Put some fire in your network security
David Myers profile photo
August 10, 2017

Put some fire in your network security

Score 10 out of 10
Vetted Review
Verified User
Review Source

Overall Satisfaction with Cisco Sourcefire SNORT

We use Sourcefire as an intrusion detection/prevention platform, but also as a form of a web filter, blocking certain types of sites. Its use is centered only in IT, as there's no need for any other part of the organization to use it. The goal of having it is to address the concern of watching web traffic and having a mechanism to aggressively block known bad sites, attacks, requests, etc.
  • The threat intelligence from Cisco TALOS is unparalleled. This is grafted into the Sourcefire application which greatly improves security visibility. With this there are a lot of groups that you can use for white listing or blacklisting, knowing its being updated in the background without additional work from you.
  • Flexible. Instead of putting a traditional firewall inline you can put a source fire appliance (or firewall with sourcefire on-board) to not only block/allow traffic, but if you insights into it, and do some forms of threat scoring.
  • In depth information. Sometimes a bit overwhelming, but you are able to do more than just see alerts, you can view the full information and packets that lead to the conclusion, though the conclusion is prepared in advance for you.
  • Due to the extensive interface, it can be quite overwhelming to try and manage the product. There are many different places to go to set up individual items. It would be nice to simplify the interface down a bit
  • Upgrades can be somewhat hazardous. I think they are working to get the upgrade process streamlined, but currently moving major version (5.x to 6.x) there was a lot of additional work outside of the UI that if not done correctly can tank the system, requiring a fresh load or restore from backup
  • Sourcefire has given us a positive ROI. We don't really have the metrics to show this, but the cost for having it, vs the savings between blocking bad sites and the manpower to respond to malware infestations are worth it. It's hard to measure what you don't get.
For our organization, the Cisco defense in depth concept works the best. While Cisco can be made to work with other vendors, we have found the best in depth protection by integrating Cisco products for maximum visibility. We had a Barracuda Web Filter, but it was difficult to maintain when you had limited scope on what you could block, so we created a whitelist only setup which required a lot of additional manpower. This wouldn't have covered new threats with DNS spoofing and the like.

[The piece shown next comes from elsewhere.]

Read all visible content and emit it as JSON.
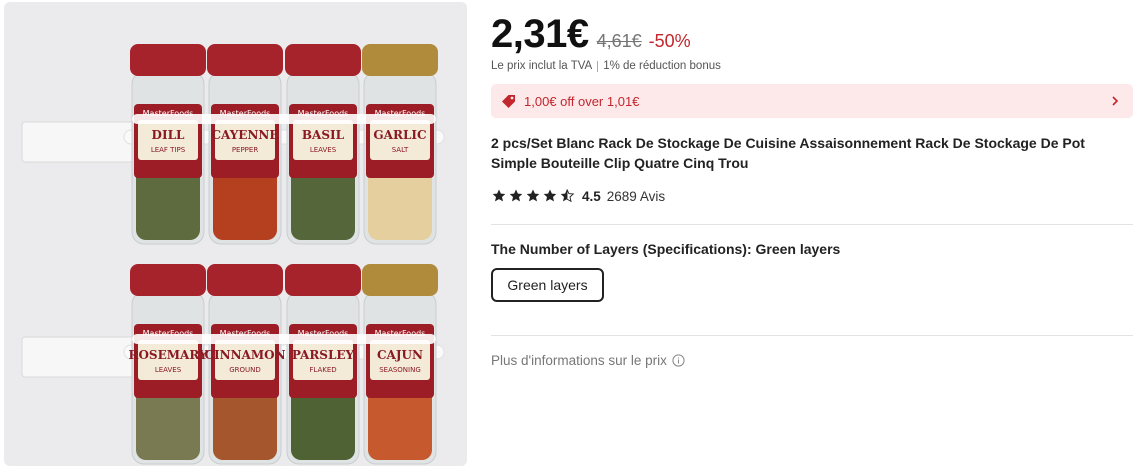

Sourcefire also integrated with our anti-malware platform (Cisco AMP) for even better visibility on what may be happening on the end users workstation. We are planning on adding in Cisco ISE to complete the approach and possibly stealthwatch to cover our bases in the future. The Palo Alto gear was interesting, but it was priced far out of our range.
I think in any situation where you have the IT staff to be able to manage it, Sourcefire SNORT is a good fit. Perhaps if you have a very large budget, and could get something like Palo Alto there might be a different fit, but Sourcefire works very well in our market (SMB) but would scale nicely in a larger organization, as you can use the interface to manage multiple devices. For smaller customers with less dedicated IT teams or none, Cisco Meraki offers the same level of protection with less work via the MX model of firewalls.